Monday, 13 February 2017

Another Travel Day

Today we leave Gujarat, and catch a sleeper train back to Delhi, but first we have to get back to Ahmedabad. Photos in the hotel with the driver before we start the long drive back. We make good time -- despite the many herds of cows and water buffalo in the road -- nearing the outskirts of the city at around 1pm. Our train isn't till 5.40pm, so we have a little time to do a bit more touristing before we need to be at the station. We ask to go to the Adlaj Step well and on the way we have an unexpected stop at the strangest temple I have ever been to. It is an artificial mountain, a couple of stories high. We deposit our shoes and follow the arrows;?there is a quick security stop where I am told I am not allowed a pen, while Michael is allowed in with his pen but has to turn his phone off. Very bizarre. We follow the white tiled switchbacks through the fake rock, and then we catch up with a couple of Indian guys who point us through a low archway. We end up crawling on our hands and knees up hill through a tiny man made tunnel, emerging into the daylight a little further on. Another tunnel and this time the floor is wet so I don't really want to crawl, instead we have to kind of crouch and walk at the same time. Then a blessing and a bright red dot on our foreheads; Michael's lasts for the rest of the day, but mine seems to come off in minutes. We are also given a coin for good luck, which Michael seems to need, as he bashed his head coming out of the second tunnel.

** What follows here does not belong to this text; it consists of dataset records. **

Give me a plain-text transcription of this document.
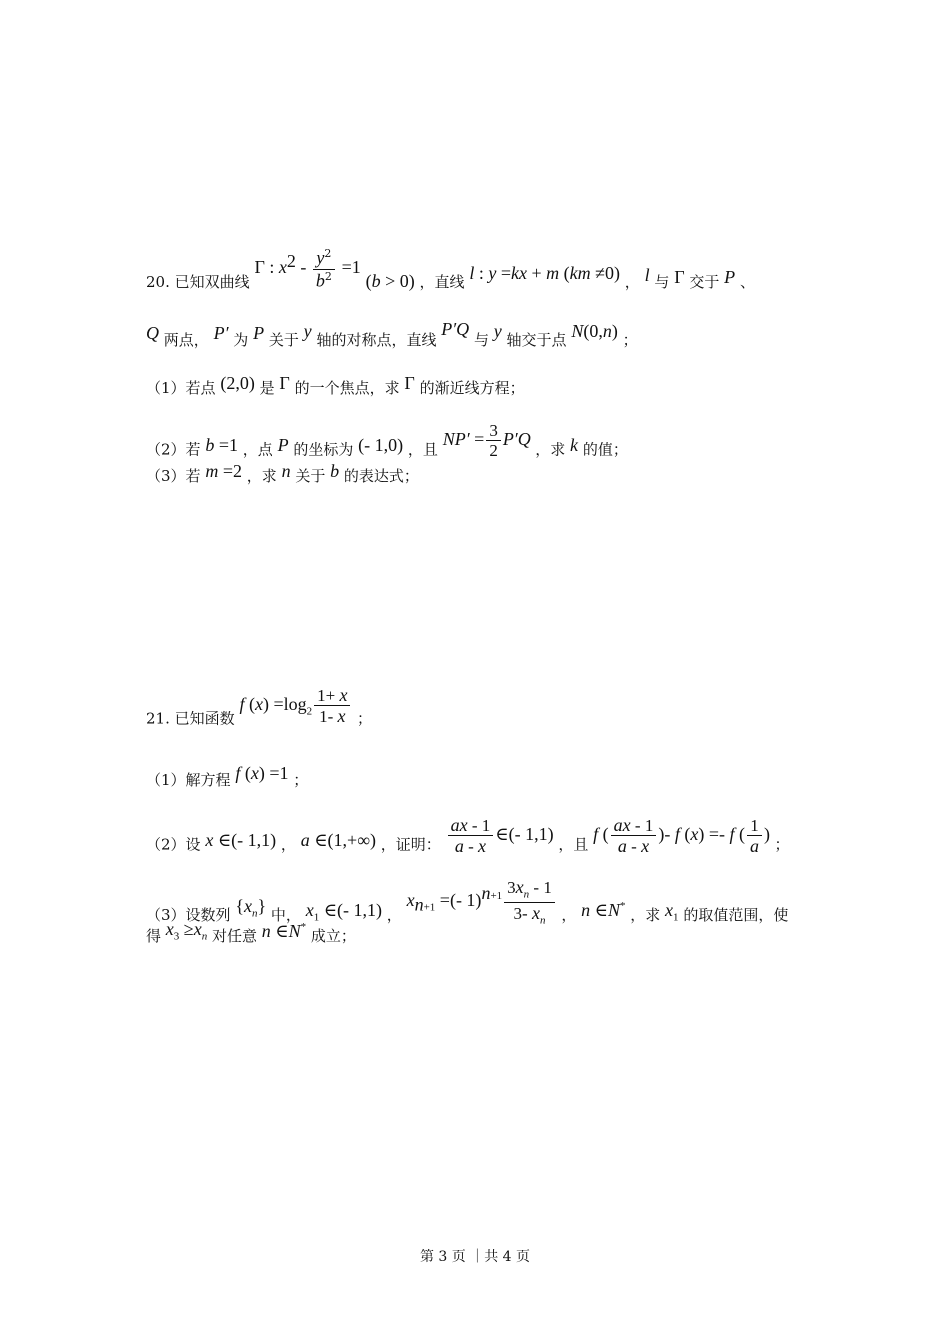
20. 已知双曲线 Γ : $x^2 - \frac{y^2}{b^2} =1$ (b > 0) ，直线 l : y =kx + m (km ≠0) ， l 与 Γ 交于 P 、
Q 两点， P′ 为 P 关于 y 轴的对称点，直线 P′Q 与 y 轴交于点 N(0,n) ；
（1）若点 (2,0) 是 Γ 的一个焦点，求 Γ 的渐近线方程；
（2）若 b =1 ，点 P 的坐标为 (- 1,0) ，且 $NP' = \frac{3}{2} P'Q$ ，求 k 的值；
（3）若 m =2 ，求 n 关于 b 的表达式；
21. 已知函数 f $(x) =\log_2 \frac{1+ x}{1- x}$ ；
（1）解方程 f (x) =1 ；
（2）设 x ∈(- 1,1) ， a ∈(1,+∞) ，证明： $\frac{ax - 1}{a - x}$ ∈(- 1,1) ，且 f ( $\frac{ax - 1}{a - x}$ )- f (x) =- f ( $\frac{1}{a}$ ) ；
（3）设数列 $\{x_n\}$ 中， $x_1$ ∈(- 1,1) ， $x_{n+1}$ =(- $1)^{n+1} \frac{3x_n - 1}{3- x_n}$ ， n ∈N* ，求 $x_1$ 的取值范围，使
得 $x_3 \ge x_n$ 对任意 n ∈N* 成立；
第 3 页 ｜共 4 页
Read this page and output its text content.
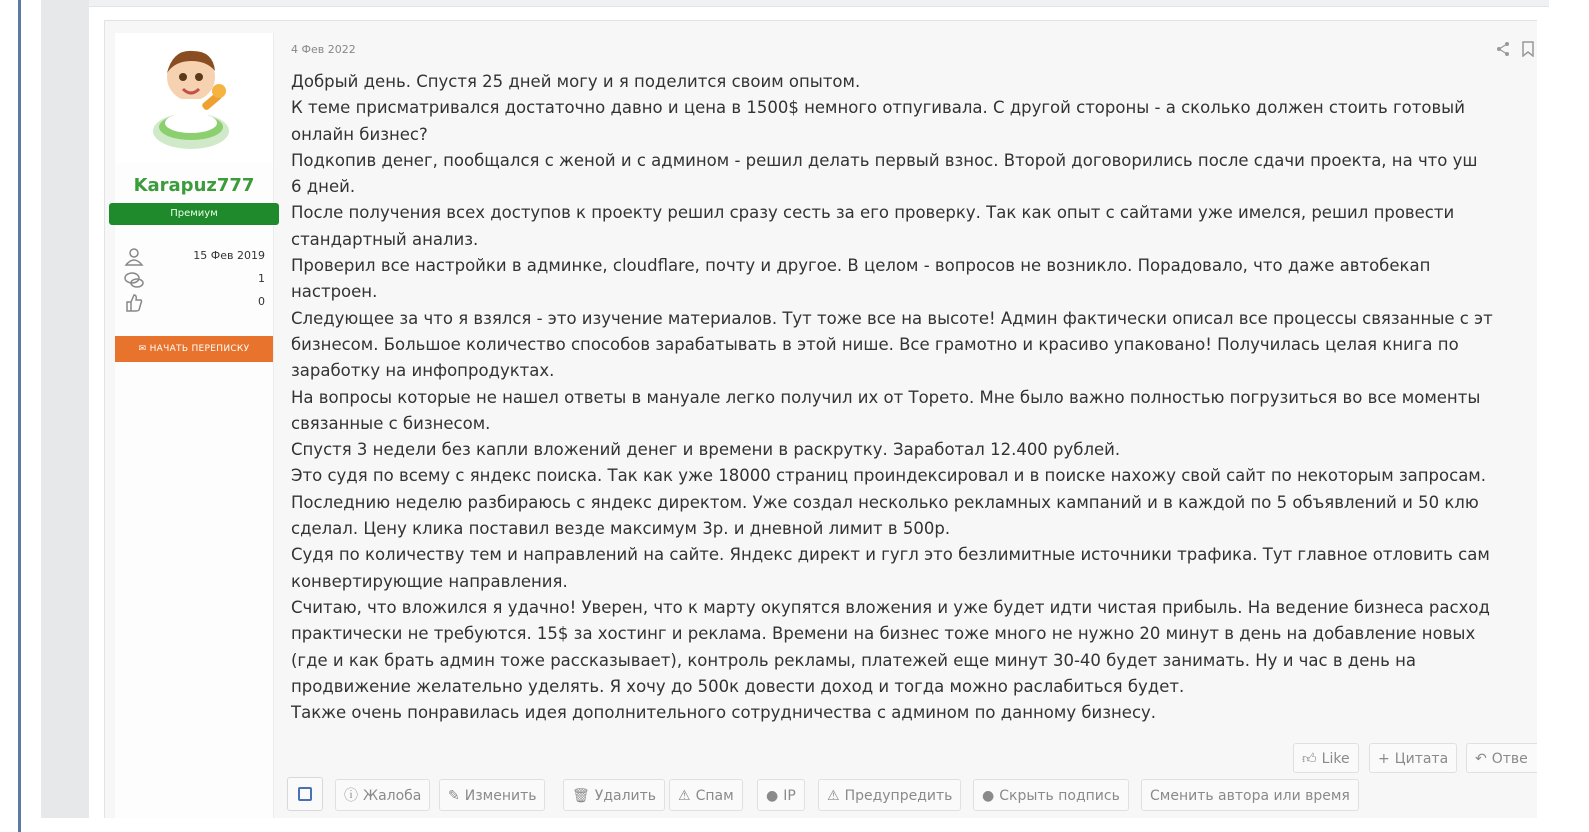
Karapuz777
Премиум
15 Фев 2019
1
0
✉ НАЧАТЬ ПЕРЕПИСКУ
4 Фев 2022
Добрый день. Спустя 25 дней могу и я поделится своим опытом.
К теме присматривался достаточно давно и цена в 1500$ немного отпугивала. С другой стороны - а сколько должен стоить готовый
онлайн бизнес?
Подкопив денег, пообщался с женой и с админом - решил делать первый взнос. Второй договорились после сдачи проекта, на что уш
6 дней.
После получения всех доступов к проекту решил сразу сесть за его проверку. Так как опыт с сайтами уже имелся, решил провести
стандартный анализ.
Проверил все настройки в админке, cloudflare, почту и другое. В целом - вопросов не возникло. Порадовало, что даже автобекап
настроен.
Следующее за что я взялся - это изучение материалов. Тут тоже все на высоте! Админ фактически описал все процессы связанные с эт
бизнесом. Большое количество способов зарабатывать в этой нише. Все грамотно и красиво упаковано! Получилась целая книга по
заработку на инфопродуктах.
На вопросы которые не нашел ответы в мануале легко получил их от Торето. Мне было важно полностью погрузиться во все моменты
связанные с бизнесом.
Спустя 3 недели без капли вложений денег и времени в раскрутку. Заработал 12.400 рублей.
Это судя по всему с яндекс поиска. Так как уже 18000 страниц проиндексировал и в поиске нахожу свой сайт по некоторым запросам.
Последнию неделю разбираюсь с яндекс директом. Уже создал несколько рекламных кампаний и в каждой по 5 объявлений и 50 клю
сделал. Цену клика поставил везде максимум 3р. и дневной лимит в 500р.
Судя по количеству тем и направлений на сайте. Яндекс директ и гугл это безлимитные источники трафика. Тут главное отловить сам
конвертирующие направления.
Считаю, что вложился я удачно! Уверен, что к марту окупятся вложения и уже будет идти чистая прибыль. На ведение бизнеса расход
практически не требуются. 15$ за хостинг и реклама. Времени на бизнес тоже много не нужно 20 минут в день на добавление новых
(где и как брать админ тоже рассказывает), контроль рекламы, платежей еще минут 30-40 будет занимать. Ну и час в день на
продвижение желательно уделять. Я хочу до 500к довести доход и тогда можно раслабиться будет.
Также очень понравилась идея дополнительного сотрудничества с админом по данному бизнесу.
👍︎ Like	+ Цитата	↶ Отве
ⓘ Жалоба	✎ Изменить	🗑︎ Удалить	⚠ Спам	● IP	⚠ Предупредить	● Скрыть подпись	Сменить автора или время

The step well, when we arrive, is full of tourists and a European woman is busy having her picture taken with lots of people. We use the distraction to slip past the crowd and into the depths of the well. It is much like the Kadi Ni Vav well we visited 6 days ago in Ahmedabad, only much bigger and with more safety in mind, as you are not simply able to climb all over this one. The walls are beautifully carved, but we don't get to admire them for long as we are soon surrounded by girls asking for photos. Michael gets to watch this time as various children are pushed to stand next to me for pictures, our driver turns up and I think he is here to save us, only he starts arranging the children too. Eventually away and on to our last stop, Gandhi's Ashram, the place where he lived in the 1920s. It is a tranquil, spacious place in the centre of the hustle and bustle of Ahmedabad. We find the rules of the ashram interesting; some quite extreme, but others we should all live by. There is also a wall of quotes about Gandhi from all sorts of people, from Martin Luther King to Albert Einstein. Much like Gandhi's place of birth, it is a really thought provoking place to visit.  

Finally it is time to say goodbye to the driver as he drops us off at the station. We are a little early, so pop into a little Sikh restaurant for a thali. A quick look from afar at some shaking minarets, then as we are walking up the stairs to find our platform a German guy falls into step with us, quite nervous about catching the train. Michael explains to him how things work and he wanders off down the platform in search of the right place to stand for his first class carriage, while Michael wanders off to find the toilet. On the platform I am suddenly surrounded by a huge group of people and so shuffle along the platform to find a bit more space. There is the usual chaos on the platform, beggars moving from person to person, hand open and hopeful, hawkers making sales, and travellers waiting to board their trains. Just as the train before ours pulls away a man comes running down the stairs followed by a laden porter and frantically shouting to his wife who is further back up the stairs trying to pass some people. The train is crawling at this stage but slowly gaining speed. More shouting and the wife finally reaches the platform, at this stage I am starting to get stressed for them, the wife is slightly older and doesn't appear to be in the best shape and I have visions of her falling under the wheels as she attempts to board the moving train. By this time an official looking guy has turned up too. The wife makes a grab for the hand rails as one of the open doors goes by, but sure enough she isn't quick enough and the train whips out of her reach. At this point the official looking guy takes control and stops them from trying again, the train is simply going too fast, we watch carriage after carriage go past and my proximity stress is still high. Finally the end of the train is in sight, and everyone is shouting to the guards at the back of the train, frantically gesturing for the train to slow down, but the train is gone. Everyone on the platform is deflated for the man and his wife missing their train, but then it slows and suddenly stops 100 meters further down the platform. There is a quick cheer and then the man, his wife, the porter, and the guard go running down the platform to board the train. I am both relieved and amazed.

We catch our train with much less excitement, and settle in for the next 14 hours! As soon as the train starts to move the refreshments start to arrive; first a litre of water each, then a sandwich with a blandly unidentifiable filling, some lentil snacks, and an extremely dry chocolate muffin. Later we are given breadsticks with butter and then tomato soup. That is followed by a dhal, channa masala, rice and chapati. Then, after I have braved the bathroom and cleaned my teeth, the ice cream arrives. There are some really nice guys in our compartment, they are very friendly and one remarks that we are the first foreigners he has ever met. We chat to them for a while, and then everyone starts to put the beds down for the night. Michael has made my bed up with sheets and blankets, even turning down the corner, and I clamber up to the bunk -- much more elegantly than on the last train -- and prepare myself for a fitful night's sleep.